You have to differentiate whether you are getting sales pitches rather than how-tos - I noticed many sales pitch books on Agile Project Management practices and very few on how to do it when I looked at the topic in Google...

Anyhow, one would be hard pressed to do better than the
Project Management Institute's Guide to the Project Management Body of Knowledge which covers basically everything you could ever want to know or need to know about Project Management as of the date of publication. I give the amazon link, but you might look at PMI's website to see if they have published anything newer than 2004.

As for some lighter and/or more focused reading, there are a whole bookshelf of books that people will suggest. The thumbnail sketch of the topic that I have experience with is Software Project Survival Guide.

Much depends on the specific topic at hand - if you're looking at program coding and management best practices, every programmer (not just managers) would do much worse than to find a copy of Code Complete. I found it very valuable to formalize some things I figured out via trial and error in practice, as well as clarify a few things.

Again much of the suggestion would depend on what you are looking to do exactly.
 
Steve McConnell, the author of Code Complete, also runs a software project management company. On their website, they have a set of document templates that can lead you right through the project:
_____
Jeff
[small][purple]It's never too early to begin preparing for [/purple]International Talk Like a Pirate Day
"The software I buy sucks, The software I write sucks. It's time to give up and have a beer..." - Me[/small]
 
I should recommand (I did not consult other books).

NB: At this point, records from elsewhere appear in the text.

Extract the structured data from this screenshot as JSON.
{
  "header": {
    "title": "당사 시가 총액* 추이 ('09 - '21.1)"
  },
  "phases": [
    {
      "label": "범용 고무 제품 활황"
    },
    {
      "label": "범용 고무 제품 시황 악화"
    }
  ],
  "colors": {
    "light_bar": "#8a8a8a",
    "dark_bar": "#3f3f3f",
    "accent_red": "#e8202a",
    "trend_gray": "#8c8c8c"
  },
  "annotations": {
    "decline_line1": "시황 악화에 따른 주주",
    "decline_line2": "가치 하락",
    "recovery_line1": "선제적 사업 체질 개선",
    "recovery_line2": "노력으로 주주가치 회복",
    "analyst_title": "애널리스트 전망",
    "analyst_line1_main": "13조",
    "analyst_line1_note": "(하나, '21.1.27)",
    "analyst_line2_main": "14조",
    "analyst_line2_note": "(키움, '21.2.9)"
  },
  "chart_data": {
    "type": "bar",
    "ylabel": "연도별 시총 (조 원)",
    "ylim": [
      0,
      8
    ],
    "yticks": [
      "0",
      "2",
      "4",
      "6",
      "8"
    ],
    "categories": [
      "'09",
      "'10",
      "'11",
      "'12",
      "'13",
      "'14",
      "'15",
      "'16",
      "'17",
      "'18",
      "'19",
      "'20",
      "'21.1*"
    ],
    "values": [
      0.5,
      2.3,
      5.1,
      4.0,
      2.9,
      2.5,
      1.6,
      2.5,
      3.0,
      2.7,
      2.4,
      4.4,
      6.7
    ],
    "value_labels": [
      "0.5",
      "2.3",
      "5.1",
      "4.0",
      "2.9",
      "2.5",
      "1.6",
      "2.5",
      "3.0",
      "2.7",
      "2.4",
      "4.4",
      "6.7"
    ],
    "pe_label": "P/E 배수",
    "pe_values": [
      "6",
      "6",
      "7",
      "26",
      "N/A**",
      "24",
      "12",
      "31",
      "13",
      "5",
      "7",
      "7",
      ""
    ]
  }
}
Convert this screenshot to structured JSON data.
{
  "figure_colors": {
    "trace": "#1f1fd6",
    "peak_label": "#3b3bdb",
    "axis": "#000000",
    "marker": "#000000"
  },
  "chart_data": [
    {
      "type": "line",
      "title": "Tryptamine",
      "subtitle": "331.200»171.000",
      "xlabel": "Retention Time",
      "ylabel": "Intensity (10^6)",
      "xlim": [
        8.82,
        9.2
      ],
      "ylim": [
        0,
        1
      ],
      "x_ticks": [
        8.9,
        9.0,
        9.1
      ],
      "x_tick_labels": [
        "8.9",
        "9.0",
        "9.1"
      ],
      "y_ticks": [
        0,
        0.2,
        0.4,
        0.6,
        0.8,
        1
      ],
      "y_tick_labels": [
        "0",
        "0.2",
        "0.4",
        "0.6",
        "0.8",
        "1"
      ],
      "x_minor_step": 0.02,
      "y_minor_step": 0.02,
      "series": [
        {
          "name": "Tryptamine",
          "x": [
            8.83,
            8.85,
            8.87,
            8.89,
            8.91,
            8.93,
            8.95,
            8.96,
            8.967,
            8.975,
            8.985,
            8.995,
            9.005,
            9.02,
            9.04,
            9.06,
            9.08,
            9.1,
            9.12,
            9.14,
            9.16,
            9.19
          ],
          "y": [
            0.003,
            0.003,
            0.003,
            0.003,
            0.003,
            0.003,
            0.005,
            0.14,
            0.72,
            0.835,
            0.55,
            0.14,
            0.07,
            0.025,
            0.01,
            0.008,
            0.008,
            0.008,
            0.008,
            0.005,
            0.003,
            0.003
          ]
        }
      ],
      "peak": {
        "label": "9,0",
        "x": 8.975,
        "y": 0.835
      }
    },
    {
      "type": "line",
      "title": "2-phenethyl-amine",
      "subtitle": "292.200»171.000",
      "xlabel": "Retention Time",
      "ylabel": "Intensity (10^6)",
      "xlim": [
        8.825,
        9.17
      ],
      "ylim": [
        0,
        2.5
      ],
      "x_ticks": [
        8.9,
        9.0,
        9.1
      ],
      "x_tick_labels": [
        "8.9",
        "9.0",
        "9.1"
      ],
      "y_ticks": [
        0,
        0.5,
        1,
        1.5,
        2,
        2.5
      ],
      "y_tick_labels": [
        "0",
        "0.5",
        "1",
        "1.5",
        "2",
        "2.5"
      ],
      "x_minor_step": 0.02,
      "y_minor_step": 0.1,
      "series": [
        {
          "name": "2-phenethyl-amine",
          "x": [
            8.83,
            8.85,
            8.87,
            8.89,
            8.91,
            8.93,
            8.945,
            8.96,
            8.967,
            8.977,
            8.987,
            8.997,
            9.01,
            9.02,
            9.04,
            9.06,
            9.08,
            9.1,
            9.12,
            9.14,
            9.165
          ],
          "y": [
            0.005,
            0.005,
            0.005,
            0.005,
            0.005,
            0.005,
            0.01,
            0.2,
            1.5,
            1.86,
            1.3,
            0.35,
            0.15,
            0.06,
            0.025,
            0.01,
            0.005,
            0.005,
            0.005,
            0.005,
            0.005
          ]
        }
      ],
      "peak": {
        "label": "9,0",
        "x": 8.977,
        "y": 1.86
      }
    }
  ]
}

HEAD FIRST Software Development (its almost about planning, test driven developemt, ...).

HEAD FIRST PMP (I have the book but didn't read it already). This goes further then Software Development, I think its about risk management, budget ...)

or Oreilly or Amazon.
 
I'll put in my twopenneth.....

My organisation is the owner of PRINCE2 and I know a few of the original developers. They would say that PRINCE2 is not a bureaucratic exercise but a best practice exercise that can be scaled according to your needs.

I've yet to see much in any other methodology that is not somewhere in PRINCE2. The skill with it is in using it appropriately.